Evidence for a nonoxidative mechanism of human natural killer (NK) cell cytotoxicity by using mononuclear effector cells from healthy donors and from patients with chronic granulomatous disease.

In vitro natural killer (NK) activity expressed by blood mononuclear cells from patients with chronic granulomatous disease of childhood (CGD) was equivalent to that expressed by cells from normal, healthy volunteers. Because neutrophils and monocytes from these same donors exhibited extremely depressed oxidative functions, our data could be interpreted to show that a) NK cells derived from a unique and separate cellular lineage unaffected by the disease-related oxidative defect, or b) the in vitro cytolytic mechanism(s) of NK cells were not dependent on oxygen metabolites. These hypotheses were examined by using as NK effector cells large granular lymphocytes (LGL) from healthy donors whose monocytes and neutrophils had normal oxidative functions.
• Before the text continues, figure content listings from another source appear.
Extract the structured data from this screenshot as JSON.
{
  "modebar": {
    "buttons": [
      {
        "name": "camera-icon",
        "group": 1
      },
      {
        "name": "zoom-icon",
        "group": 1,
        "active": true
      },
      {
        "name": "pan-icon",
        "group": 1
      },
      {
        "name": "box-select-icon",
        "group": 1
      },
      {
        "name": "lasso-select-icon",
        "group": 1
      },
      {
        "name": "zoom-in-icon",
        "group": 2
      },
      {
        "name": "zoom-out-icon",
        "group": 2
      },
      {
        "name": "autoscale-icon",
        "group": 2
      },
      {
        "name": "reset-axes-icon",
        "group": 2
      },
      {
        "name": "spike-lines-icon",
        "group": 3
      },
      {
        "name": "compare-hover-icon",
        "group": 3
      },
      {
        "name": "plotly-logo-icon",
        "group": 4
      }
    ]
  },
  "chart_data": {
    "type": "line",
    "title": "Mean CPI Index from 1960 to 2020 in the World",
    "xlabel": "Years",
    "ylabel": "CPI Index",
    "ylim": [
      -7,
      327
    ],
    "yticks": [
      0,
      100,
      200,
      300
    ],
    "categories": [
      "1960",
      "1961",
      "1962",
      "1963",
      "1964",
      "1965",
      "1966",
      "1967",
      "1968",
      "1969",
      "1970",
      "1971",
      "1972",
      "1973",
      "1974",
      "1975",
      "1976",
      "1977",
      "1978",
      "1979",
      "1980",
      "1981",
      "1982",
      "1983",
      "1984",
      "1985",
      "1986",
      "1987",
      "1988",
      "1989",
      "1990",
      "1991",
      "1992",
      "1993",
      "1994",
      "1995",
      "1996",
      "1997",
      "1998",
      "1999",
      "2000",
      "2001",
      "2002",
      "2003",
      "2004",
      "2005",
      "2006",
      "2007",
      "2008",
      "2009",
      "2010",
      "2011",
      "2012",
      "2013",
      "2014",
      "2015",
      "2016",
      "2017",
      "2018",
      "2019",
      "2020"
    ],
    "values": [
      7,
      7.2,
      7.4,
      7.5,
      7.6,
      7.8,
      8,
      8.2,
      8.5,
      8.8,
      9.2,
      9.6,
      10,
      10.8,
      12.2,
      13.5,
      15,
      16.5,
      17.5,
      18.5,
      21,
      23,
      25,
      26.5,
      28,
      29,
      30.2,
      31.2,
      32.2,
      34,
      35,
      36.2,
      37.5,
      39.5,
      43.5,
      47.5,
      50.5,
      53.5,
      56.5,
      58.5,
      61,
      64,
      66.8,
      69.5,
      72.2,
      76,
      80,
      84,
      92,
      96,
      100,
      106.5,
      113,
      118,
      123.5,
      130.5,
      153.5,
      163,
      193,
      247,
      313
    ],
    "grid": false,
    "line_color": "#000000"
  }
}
Such functions were measured in the nitroblue tetrazolium dye reduction assay, which is a qualitative measurement of superoxide anion production; by reduction of ferric cytochrome c, a more specific and quantitative measurement of superoxide anion production; and in the luminol-enhanced chemiluminescence assay, an extremely sensitive measure of several reactive oxygen radicals, including superoxide anion, hydroxyl radical, and singlet oxygen. Whereas monocytes and neutrophils from healthy donors were readily stimulated with zymosan or phorbol myristate acetate (PMA) in each of these assays. LGL produced no detectable amounts of oxygen metabolites when co-incubated either with K562 erythroleukemia cells, PMA, E. coli endotoxin, or the calcium ionophore A23187. Thus, because NK cell activity is normal in CGD patients with major oxidative defects, and because no reactive oxygen metabolites could be detected in LGL that simultaneously exhibited potent NK activity, we conclude that in vitro NK activity by human mononuclear cells involves a lytic mechanism(s) independent of oxygen metabolites.